Well, I’m gonna be going to the Amia conference in Anchorage, Alaska next week.

I want to take my second prototype film scanner to show it in at a vendor booth. One problem: I don’t have one yet! All the parts should arrive this week. So I’ll be working day and night to get it together.

I’m excited about the new design. The ripple in the last test film is caused by two things: First, the brush-DC motors I was using had some “cogging” as the motor turned. This was preventing the film from moving smoothly through the transport. Secondly, the displacement sensor I was using (the carcass of an optical mouse), which *should* have canceled out the motion, has a lowly 300 dpi resolution.

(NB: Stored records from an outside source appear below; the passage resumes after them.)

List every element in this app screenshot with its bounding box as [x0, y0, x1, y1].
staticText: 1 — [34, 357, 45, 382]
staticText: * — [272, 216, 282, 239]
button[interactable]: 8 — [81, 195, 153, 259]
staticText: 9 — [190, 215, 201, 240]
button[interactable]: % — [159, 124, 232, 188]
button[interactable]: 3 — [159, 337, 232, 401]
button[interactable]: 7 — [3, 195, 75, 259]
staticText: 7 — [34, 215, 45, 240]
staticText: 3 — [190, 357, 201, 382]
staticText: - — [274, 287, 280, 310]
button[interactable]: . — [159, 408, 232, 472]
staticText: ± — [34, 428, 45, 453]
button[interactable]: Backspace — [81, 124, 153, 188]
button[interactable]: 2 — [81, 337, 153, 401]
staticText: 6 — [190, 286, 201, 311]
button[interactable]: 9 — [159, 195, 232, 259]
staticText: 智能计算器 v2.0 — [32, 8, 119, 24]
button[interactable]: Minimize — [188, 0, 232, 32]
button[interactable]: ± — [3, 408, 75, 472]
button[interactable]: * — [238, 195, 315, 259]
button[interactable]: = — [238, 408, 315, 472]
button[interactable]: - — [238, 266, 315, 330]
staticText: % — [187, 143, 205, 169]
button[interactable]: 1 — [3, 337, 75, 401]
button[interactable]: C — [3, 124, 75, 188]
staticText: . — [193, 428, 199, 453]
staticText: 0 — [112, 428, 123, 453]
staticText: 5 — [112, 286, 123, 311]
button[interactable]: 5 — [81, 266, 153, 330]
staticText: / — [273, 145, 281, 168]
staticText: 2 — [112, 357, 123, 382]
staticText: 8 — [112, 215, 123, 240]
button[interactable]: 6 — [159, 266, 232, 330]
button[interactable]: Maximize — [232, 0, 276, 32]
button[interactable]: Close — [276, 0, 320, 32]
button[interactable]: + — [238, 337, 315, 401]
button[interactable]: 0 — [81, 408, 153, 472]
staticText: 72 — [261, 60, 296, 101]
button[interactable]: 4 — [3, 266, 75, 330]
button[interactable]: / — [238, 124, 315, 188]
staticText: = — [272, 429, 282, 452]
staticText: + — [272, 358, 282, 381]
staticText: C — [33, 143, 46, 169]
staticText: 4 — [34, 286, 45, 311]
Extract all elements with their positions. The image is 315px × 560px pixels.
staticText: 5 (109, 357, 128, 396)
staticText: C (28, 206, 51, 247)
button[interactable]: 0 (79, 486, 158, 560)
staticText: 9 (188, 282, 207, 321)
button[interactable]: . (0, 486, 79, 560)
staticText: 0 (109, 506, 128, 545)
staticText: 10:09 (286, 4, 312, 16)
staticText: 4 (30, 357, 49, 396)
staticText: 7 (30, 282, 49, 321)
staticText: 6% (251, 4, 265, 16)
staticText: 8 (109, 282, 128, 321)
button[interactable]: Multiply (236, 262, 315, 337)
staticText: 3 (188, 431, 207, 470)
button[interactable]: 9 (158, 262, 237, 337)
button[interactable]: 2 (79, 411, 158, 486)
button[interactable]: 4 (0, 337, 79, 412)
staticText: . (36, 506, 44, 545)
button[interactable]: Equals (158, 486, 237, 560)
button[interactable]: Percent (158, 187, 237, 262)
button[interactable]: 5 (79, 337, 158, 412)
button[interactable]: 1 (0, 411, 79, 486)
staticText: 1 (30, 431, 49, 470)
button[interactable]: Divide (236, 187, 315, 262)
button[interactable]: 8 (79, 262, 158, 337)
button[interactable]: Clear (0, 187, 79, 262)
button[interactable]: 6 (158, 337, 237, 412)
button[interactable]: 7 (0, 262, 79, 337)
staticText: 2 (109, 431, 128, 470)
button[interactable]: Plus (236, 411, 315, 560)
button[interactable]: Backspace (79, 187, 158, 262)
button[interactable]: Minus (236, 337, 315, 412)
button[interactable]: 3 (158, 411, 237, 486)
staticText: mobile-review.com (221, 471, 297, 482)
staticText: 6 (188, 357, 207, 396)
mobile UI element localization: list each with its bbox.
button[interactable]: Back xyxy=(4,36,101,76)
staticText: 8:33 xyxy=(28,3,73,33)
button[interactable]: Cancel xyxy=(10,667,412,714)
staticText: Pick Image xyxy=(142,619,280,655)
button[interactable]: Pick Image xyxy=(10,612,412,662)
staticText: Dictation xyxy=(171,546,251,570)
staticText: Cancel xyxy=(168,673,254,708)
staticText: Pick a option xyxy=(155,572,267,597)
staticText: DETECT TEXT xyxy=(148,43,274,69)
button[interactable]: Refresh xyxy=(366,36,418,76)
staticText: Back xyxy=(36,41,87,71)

I made a PLL to translate this signal up to the line clock for the camera, but the sensor resolution limited the accuracy of the line clock.

After some interesting but ugly work with a stepper motor (too many moving parts), I switched to a high-torque pancake motor directly driving the spindles. Much better. This motor has no cogging that I can feel, and turns very smoothly. If this was a money-no-object design, I would use e-TORQ motors. But, remembering the 80/20 rule, I found a Chinese manufacturer of decent pancake motors intended for electric bicycle use. I designed a current-mode controller for them. I’ll have to limit their maximum speed: They can really whip a reel of film around! Maybe this can be a feature: rewind 800 feet of film in twenty seconds!

I’m also going to replace the 300 dpi sensor with a new 1600 dpi sensor (sacrificed from a Razer mouse). This should give a good, stable image. Thanks to HP/Agilent/Avago for putting their excellent datasheets online.

It’s exciting to see something come together after working for almost a year on it.